Louise Doughty: Apple Tree Yard (2013)

Apple Tree Yard

I wanted to read Apple Tree Yard as soon as it was out last year because I’d enjoyed Louise Doughty’s earlier novel Whatever You Love so much. I didn’t really know what to expect, didn’t read any reviews, and so I was glad to find out that not only is the book very different from her earlier novel, but just as good, maybe even better.

Apple Tree Yard tells the story of an affair that goes terribly wrong. Yvonne Carmichael is in her fifties, married with two grown-up kids. She’s a scientist and very successful in her work. Her marriage could be better but yshe and her husband do get along fine. What it is that makes her follow a man and start an affair with him? Boredom? Love—or rather lust— at first sight? Maybe a bit of both.

The book opens with a prologue that gives away a lot. We know Yvonne Carmichael and her lover have been arrested and are being tried and we also know that the prosecution has found out something that could be fatal for Yvonne. I think it’s quite impressive that Louise Doughty managed to give away this much in the prologue and still was able to write a page-turner that held my interest until the last page.
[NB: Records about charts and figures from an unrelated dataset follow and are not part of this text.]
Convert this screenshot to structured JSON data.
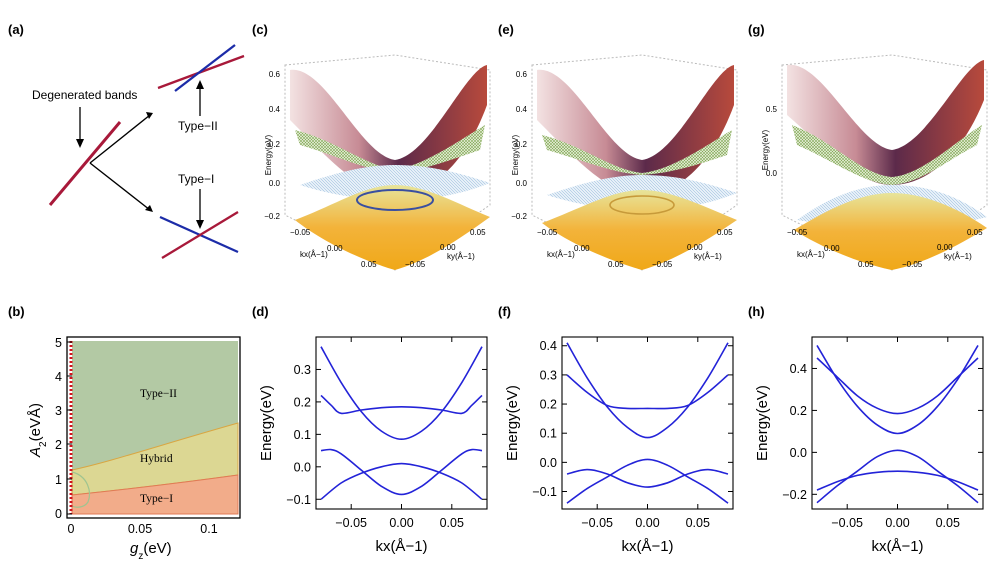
{
  "figure": {
    "panels": [
      "(a)",
      "(b)",
      "(c)",
      "(d)",
      "(e)",
      "(f)",
      "(g)",
      "(h)"
    ],
    "colors": {
      "band_red": "#a8193a",
      "band_blue": "#1c2ca8",
      "curve": "#2323d8",
      "type2_fill": "#b3c9a4",
      "hybrid_fill": "#dcd793",
      "type1_fill": "#f2ac8a",
      "upper_surface": "#9e5d6b",
      "mesh": "#9dba6e",
      "lower_surface": "#f2b43a",
      "flat_surface": "#a9c7e3"
    }
  },
  "panel_a": {
    "degenerated_label": "Degenerated bands",
    "type2_label": "Type−II",
    "type1_label": "Type−I"
  },
  "panel_b": {
    "xlabel": "g",
    "xlabel_sub": "z",
    "xlabel_unit": "(eV)",
    "ylabel": "A",
    "ylabel_sub": "2",
    "ylabel_unit": "(eVÅ)",
    "xticks": [
      "0",
      "0.05",
      "0.1"
    ],
    "yticks": [
      "0",
      "1",
      "2",
      "3",
      "4",
      "5"
    ],
    "regions": [
      "Type−II",
      "Hybrid",
      "Type−I"
    ],
    "chart_data": {
      "type": "area",
      "xlim": [
        0,
        0.12
      ],
      "ylim": [
        0,
        5
      ],
      "regions": [
        {
          "name": "Type−I",
          "upper_boundary_x": [
            0.0,
            0.03,
            0.06,
            0.09,
            0.12
          ],
          "upper_boundary_y": [
            0.55,
            0.75,
            0.92,
            1.06,
            1.18
          ]
        },
        {
          "name": "Hybrid",
          "upper_boundary_x": [
            0.0,
            0.03,
            0.06,
            0.09,
            0.12
          ],
          "upper_boundary_y": [
            1.18,
            1.6,
            1.98,
            2.32,
            2.62
          ]
        },
        {
          "name": "Type−II",
          "upper_boundary_x": [
            0.0,
            0.12
          ],
          "upper_boundary_y": [
            5,
            5
          ]
        }
      ]
    }
  },
  "panels_3d": [
    {
      "id": "c",
      "zlabel": "Energy(eV)",
      "zticks": [
        "0.6",
        "0.4",
        "0.2",
        "0.0",
        "−0.2"
      ],
      "xticks": [
        "−0.05",
        "0.00",
        "0.05"
      ],
      "yticks": [
        "0.05",
        "0.00",
        "−0.05"
      ],
      "xlabel": "kx(Å−1)",
      "ylabel": "ky(Å−1)"
    },
    {
      "id": "e",
      "zlabel": "Energy(eV)",
      "zticks": [
        "0.6",
        "0.4",
        "0.2",
        "0.0",
        "−0.2"
      ],
      "xticks": [
        "−0.05",
        "0.00",
        "0.05"
      ],
      "yticks": [
        "0.05",
        "0.00",
        "−0.05"
      ],
      "xlabel": "kx(Å−1)",
      "ylabel": "ky(Å−1)"
    },
    {
      "id": "g",
      "zlabel": "Energy(eV)",
      "zticks": [
        "0.5",
        "0.0"
      ],
      "xticks": [
        "−0.05",
        "0.00",
        "0.05"
      ],
      "yticks": [
        "0.05",
        "0.00",
        "−0.05"
      ],
      "xlabel": "kx(Å−1)",
      "ylabel": "ky(Å−1)"
    }
  ],
  "chart_data": [
    {
      "id": "d",
      "type": "line",
      "xlabel": "kx(Å−1)",
      "ylabel": "Energy(eV)",
      "xlim": [
        -0.085,
        0.085
      ],
      "ylim": [
        -0.13,
        0.4
      ],
      "xticks": [
        "−0.05",
        "0.00",
        "0.05"
      ],
      "xtick_values": [
        -0.05,
        0.0,
        0.05
      ],
      "yticks": [
        "−0.1",
        "0.0",
        "0.1",
        "0.2",
        "0.3"
      ],
      "ytick_values": [
        -0.1,
        0.0,
        0.1,
        0.2,
        0.3
      ],
      "series": [
        {
          "name": "band1",
          "x": [
            -0.08,
            -0.06,
            -0.04,
            -0.02,
            0.0,
            0.02,
            0.04,
            0.06,
            0.08
          ],
          "y": [
            0.37,
            0.26,
            0.17,
            0.11,
            0.085,
            0.11,
            0.17,
            0.26,
            0.37
          ]
        },
        {
          "name": "band2",
          "x": [
            -0.08,
            -0.07,
            -0.06,
            -0.04,
            -0.02,
            0.0,
            0.02,
            0.04,
            0.06,
            0.07,
            0.08
          ],
          "y": [
            0.22,
            0.19,
            0.165,
            0.175,
            0.182,
            0.185,
            0.182,
            0.175,
            0.165,
            0.19,
            0.22
          ]
        },
        {
          "name": "band3",
          "x": [
            -0.08,
            -0.07,
            -0.06,
            -0.04,
            -0.02,
            0.0,
            0.02,
            0.04,
            0.06,
            0.07,
            0.08
          ],
          "y": [
            0.05,
            0.053,
            0.04,
            -0.01,
            -0.06,
            -0.085,
            -0.06,
            -0.01,
            0.04,
            0.053,
            0.05
          ]
        },
        {
          "name": "band4",
          "x": [
            -0.08,
            -0.06,
            -0.04,
            -0.02,
            0.0,
            0.02,
            0.04,
            0.06,
            0.08
          ],
          "y": [
            -0.1,
            -0.05,
            -0.02,
            0.0,
            0.01,
            0.0,
            -0.02,
            -0.05,
            -0.1
          ]
        }
      ]
    },
    {
      "id": "f",
      "type": "line",
      "xlabel": "kx(Å−1)",
      "ylabel": "Energy(eV)",
      "xlim": [
        -0.085,
        0.085
      ],
      "ylim": [
        -0.16,
        0.43
      ],
      "xticks": [
        "−0.05",
        "0.00",
        "0.05"
      ],
      "xtick_values": [
        -0.05,
        0.0,
        0.05
      ],
      "yticks": [
        "−0.1",
        "0.0",
        "0.1",
        "0.2",
        "0.3",
        "0.4"
      ],
      "ytick_values": [
        -0.1,
        0.0,
        0.1,
        0.2,
        0.3,
        0.4
      ],
      "series": [
        {
          "name": "band1",
          "x": [
            -0.08,
            -0.06,
            -0.04,
            -0.02,
            0.0,
            0.02,
            0.04,
            0.06,
            0.08
          ],
          "y": [
            0.41,
            0.29,
            0.19,
            0.12,
            0.085,
            0.12,
            0.19,
            0.29,
            0.41
          ]
        },
        {
          "name": "band2",
          "x": [
            -0.08,
            -0.06,
            -0.04,
            -0.02,
            0.0,
            0.02,
            0.04,
            0.06,
            0.08
          ],
          "y": [
            0.3,
            0.24,
            0.195,
            0.185,
            0.185,
            0.185,
            0.195,
            0.24,
            0.3
          ]
        },
        {
          "name": "band3",
          "x": [
            -0.08,
            -0.06,
            -0.04,
            -0.02,
            0.0,
            0.02,
            0.04,
            0.06,
            0.08
          ],
          "y": [
            -0.04,
            -0.025,
            -0.04,
            -0.07,
            -0.085,
            -0.07,
            -0.04,
            -0.025,
            -0.04
          ]
        },
        {
          "name": "band4",
          "x": [
            -0.08,
            -0.06,
            -0.04,
            -0.02,
            0.0,
            0.02,
            0.04,
            0.06,
            0.08
          ],
          "y": [
            -0.14,
            -0.09,
            -0.05,
            -0.01,
            0.01,
            -0.01,
            -0.05,
            -0.09,
            -0.14
          ]
        }
      ]
    },
    {
      "id": "h",
      "type": "line",
      "xlabel": "kx(Å−1)",
      "ylabel": "Energy(eV)",
      "xlim": [
        -0.085,
        0.085
      ],
      "ylim": [
        -0.27,
        0.55
      ],
      "xticks": [
        "−0.05",
        "0.00",
        "0.05"
      ],
      "xtick_values": [
        -0.05,
        0.0,
        0.05
      ],
      "yticks": [
        "−0.2",
        "0.0",
        "0.2",
        "0.4"
      ],
      "ytick_values": [
        -0.2,
        0.0,
        0.2,
        0.4
      ],
      "series": [
        {
          "name": "band1",
          "x": [
            -0.08,
            -0.06,
            -0.04,
            -0.02,
            0.0,
            0.02,
            0.04,
            0.06,
            0.08
          ],
          "y": [
            0.51,
            0.35,
            0.22,
            0.13,
            0.09,
            0.13,
            0.22,
            0.35,
            0.51
          ]
        },
        {
          "name": "band2",
          "x": [
            -0.08,
            -0.06,
            -0.04,
            -0.02,
            0.0,
            0.02,
            0.04,
            0.06,
            0.08
          ],
          "y": [
            0.45,
            0.36,
            0.27,
            0.21,
            0.185,
            0.21,
            0.27,
            0.36,
            0.45
          ]
        },
        {
          "name": "band3",
          "x": [
            -0.08,
            -0.06,
            -0.04,
            -0.02,
            0.0,
            0.02,
            0.04,
            0.06,
            0.08
          ],
          "y": [
            -0.18,
            -0.14,
            -0.11,
            -0.095,
            -0.09,
            -0.095,
            -0.11,
            -0.14,
            -0.18
          ]
        },
        {
          "name": "band4",
          "x": [
            -0.08,
            -0.06,
            -0.04,
            -0.02,
            0.0,
            0.02,
            0.04,
            0.06,
            0.08
          ],
          "y": [
            -0.24,
            -0.16,
            -0.09,
            -0.02,
            0.01,
            -0.02,
            -0.09,
            -0.16,
            -0.24
          ]
        }
      ]
    }
  ]
}
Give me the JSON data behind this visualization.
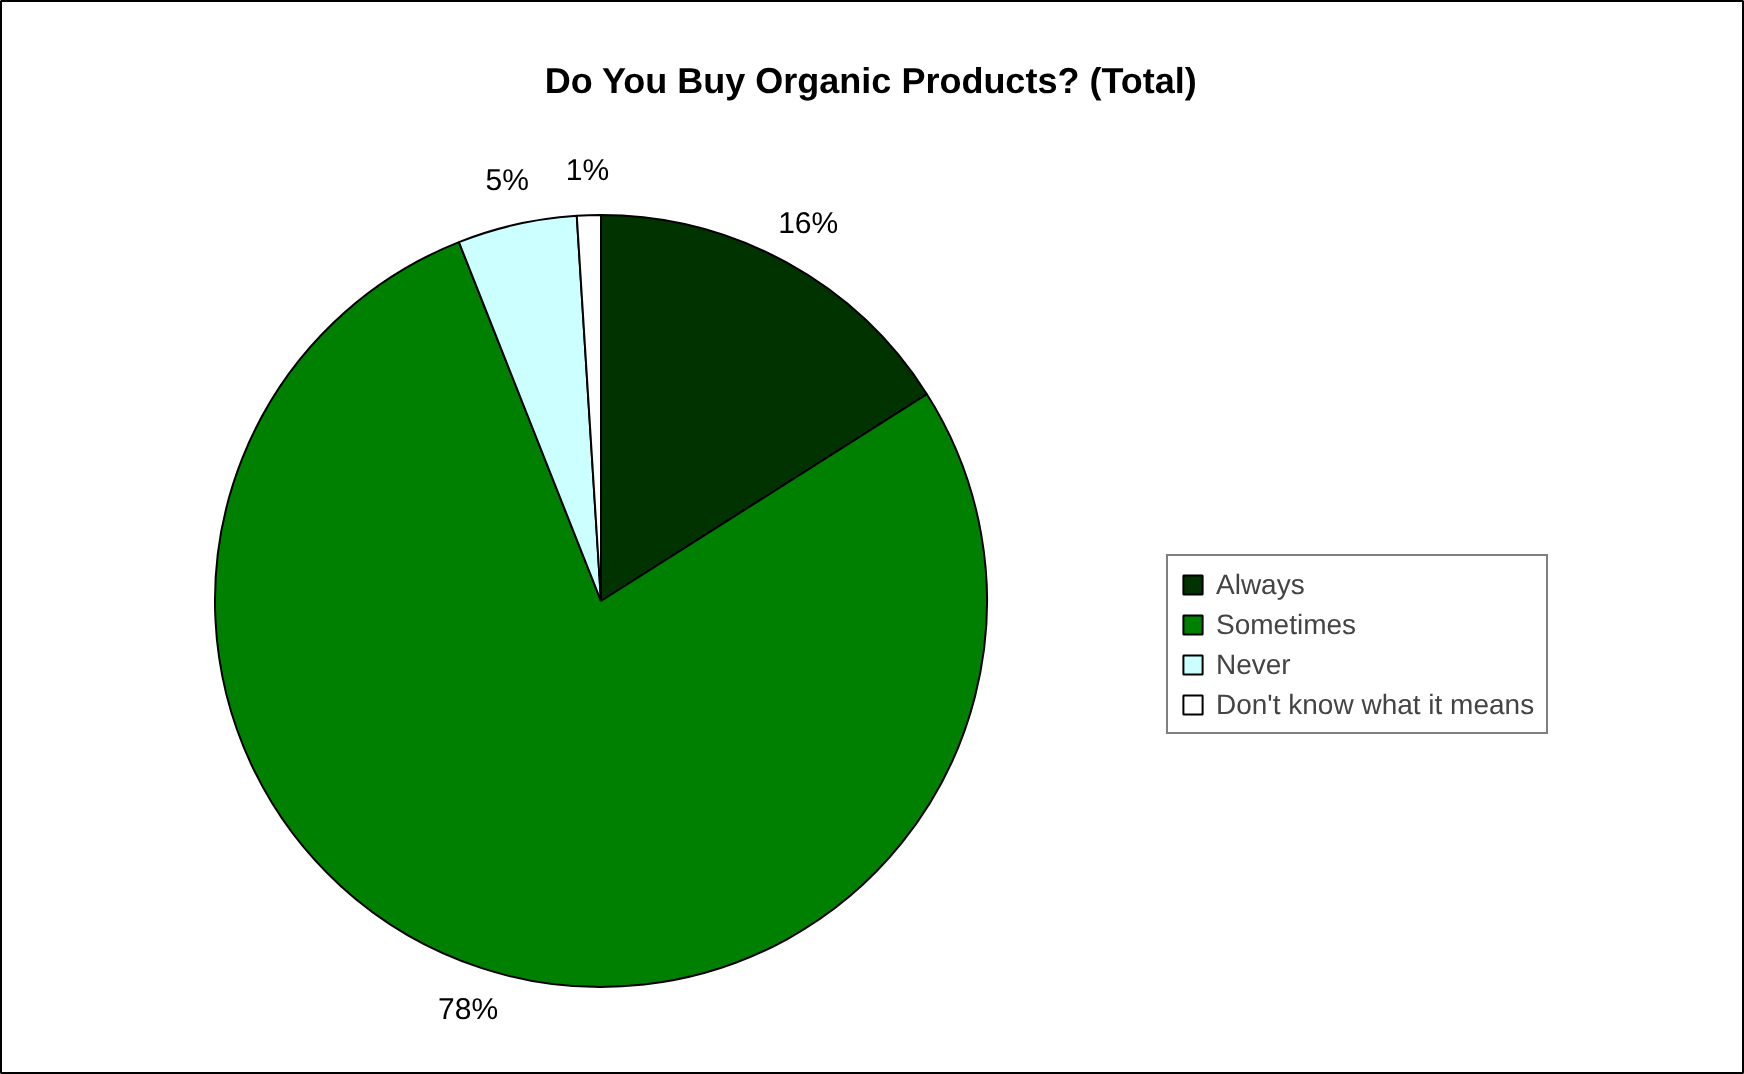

What worked particularly well for me was that large parts of the story were written as if Yvonne was talking to her lover, which was intimate and eerie at the same time.

Apple Tree Yard is the third crime novel with a London setting that I’ve read this year and, once again, the setting is almost a character.

The book is a crime novel but it explores a lot of themes in a very arresting way. Unfortunately mentioning some of them would really spoil the book. One theme I can mention, which is important, is the exploration of a marriage. Yvonne and her husband still share a lot but they are clearly not in love.

Apple Tree Yard is part thriller, part court-room drama, nicely paced, intricately plotted and infused with a bitter-sweet, melancholy mood that is quite rare in crime novels. A very gripping and intense novel.

 

Louise Doughty: Whatever You Love (2010)

Two police officers knock on Laura’s door and her life changes forever. They tell her that her nine-year old daughter Betty has been hit by a car and killed. When justice is slow to arrive, Laura decides to take her own revenge. 

Whatever You Love is a book of raw emotions. And that from the first moment on when we read about the police knocking on Laura’s door to inform her that her daughter Betty has been killed. Laura is a very emotional woman, she feels everything that happens to her intensely, her reactions are very physical. There are many elements in the book that made me feel uneasy.

The loss of her daughter hits Laura like a cutting knife. The pain is sharp and unbearable. And she is all alone to deal with this as her husband has left her for another woman. After Laura has seen the body of her dead little girl, we go back in time with her to the days when she first met David, Betty’s father.

The early days of their relationship are very passionate, very sexual. David is a strange man, withholding feelings and caring at the same time and also with a love for dangerous behavior like on the day when he holds Laura over a cliff. He might have slipped at any moment or let her fall. Laura is shocked and fascinated at the same time, revolted and attracted.

While  she is pregnant with their second child, David meets Chloe. At the time when Betty is killed, he is married to Chloe and they have a baby boy. The end of David’s and Laura’s marriage is ugly. There are fights and jealous outbreaks by both women. Laura gets anonymous phone calls and letters. She never tells David but she is sure they are from Chloe. Once she threatens Chloe and it stops but when Betty is killed, it starts again.

Struggling to overcome her grief, Laura relives the loss of her husband and when she finally hears that the man who killed her daughter in a hit-and run has been let go by the police, she freaks out and decides to take revenge.

From that moment on I thought I knew what was going to happen but I was quite wrong. Things turned out very different from what I expected.

I read this at super speed. I was very captivated. It is well written and has a nice pace that drags you along. There is a lot to identify with even if you have no children. It makes you think about relationships, the end of infatuation, adultery, family, raw and contradictory feelings and emotions like guilt, loss, jealousy and passion. What I liked best about the novel is the fact that there are no easy answers and the characters are complex with some very contradictory traits.